Noi non siamo tutti uguali e tu ti sei fatto amare non per i grandi successi (sai anche tu che Vale è un'altra storia), ma per quello che eri. In quello sei stato il numero uno tra tutti quelli che ricordo (superando pure Valentino Rossi).
Le pagine dei giornali e le future memorie te le meriti tutte anche se alle masse piacerebbe uniformare tutte le esistenze. Hai dato lustro all'Italia nel mondo e devi essere ricordato con una particolare attenzione. Non significa mancare di rispetto alle altre persone che perdiamo tutti i giorni.

GRAZIE SIC DI ESSERE DI PIU'

Risposta di Perlaprecisione 15:38 - 30/10/11

trad: Tutti i morti sono morti ma qualcuno è più morto di altri.

Senza voler mancare di rispetto al ventiquattrenne deceduto, caro Fausto, MA MI FACCIA IL PIACERE!!!!

Risposta di Fausto 19:01 - 30/10/11

Mi permetto di citare un suo precedente intervento: 

Se lo stato quei soldi lì li usasse direttamente avremmo servizi migliori.
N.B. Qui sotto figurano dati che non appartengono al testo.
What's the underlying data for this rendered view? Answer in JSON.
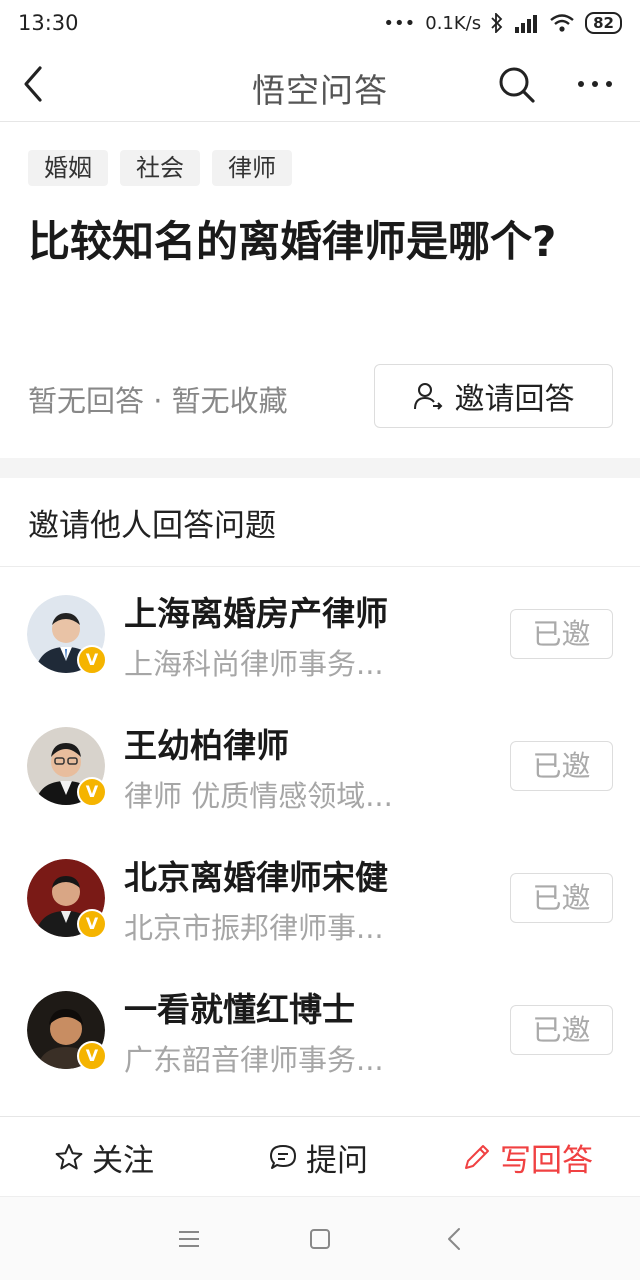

Poi voglio vedere se chiedi aiuto a un prete come ti aiuta se non sei il solito baciapile della prima fila domenicale (è dall'asilo che vedo queste cose!)

e non mi sembra ci sia da aggiungere altro se non che mi sembrava che lo scritto fosse chiaro senza bisogno di traduzioni.

Comunque quando si fanno apprezzamenti a persone che si firmano sarebbe buona norma concedere la grazia della propria qualifica.

E qui la chiudo perchè per la precisione lei non vale un ulteriore secondo del mio preziosissimo tempo.

Risposta di Remo Ponzini 11:36 - 31/10/11

" Per la precisione " penso anch'io che sarebbe opportuno e doveroso manifestare la propria identità quando ci si presenta in un forum a fare della facile ironia e/o a dare stilettate. Troppo facile e molto indelicato nascondersi dietro ad un nick anonimo. Chiedo scusa ai soliti frequentatori perchè questo concetto l'ho espresso almeno una dozzina di volte ma ...

E' pur vero che i media dedicano spazio solo alle persone rinomate e non ai comuni mortali come noi ma questo accade in tutto il mondo e va accettato senza alcun rammarico/rimpianto. 

Quando una persone ci appare frequentemente sul web, sui giornali o sulle TV si ha l'impressione di conoscerla un pochino. E' quasi fisiologico che in presenza di eventi così funesti ci sia una sorta di partecipazione collettiva. Oltretutto questo ragazzo, disponendo del dono istintivo della spontaneità, era riuscito ad accreditarsi simpatie un po' ovunque.

Ho sempre seguito con interesse e spirito partecipativo le corse motociclistiche. Tutto ciò che trasmette emozioni mi intriga e mi affascina (vedi anche gara velica della Susy) e la dipartita di questo ventiquattrenne mi ha molto rattristato. Anch'io gli riservo un pensiero molto affettuoso.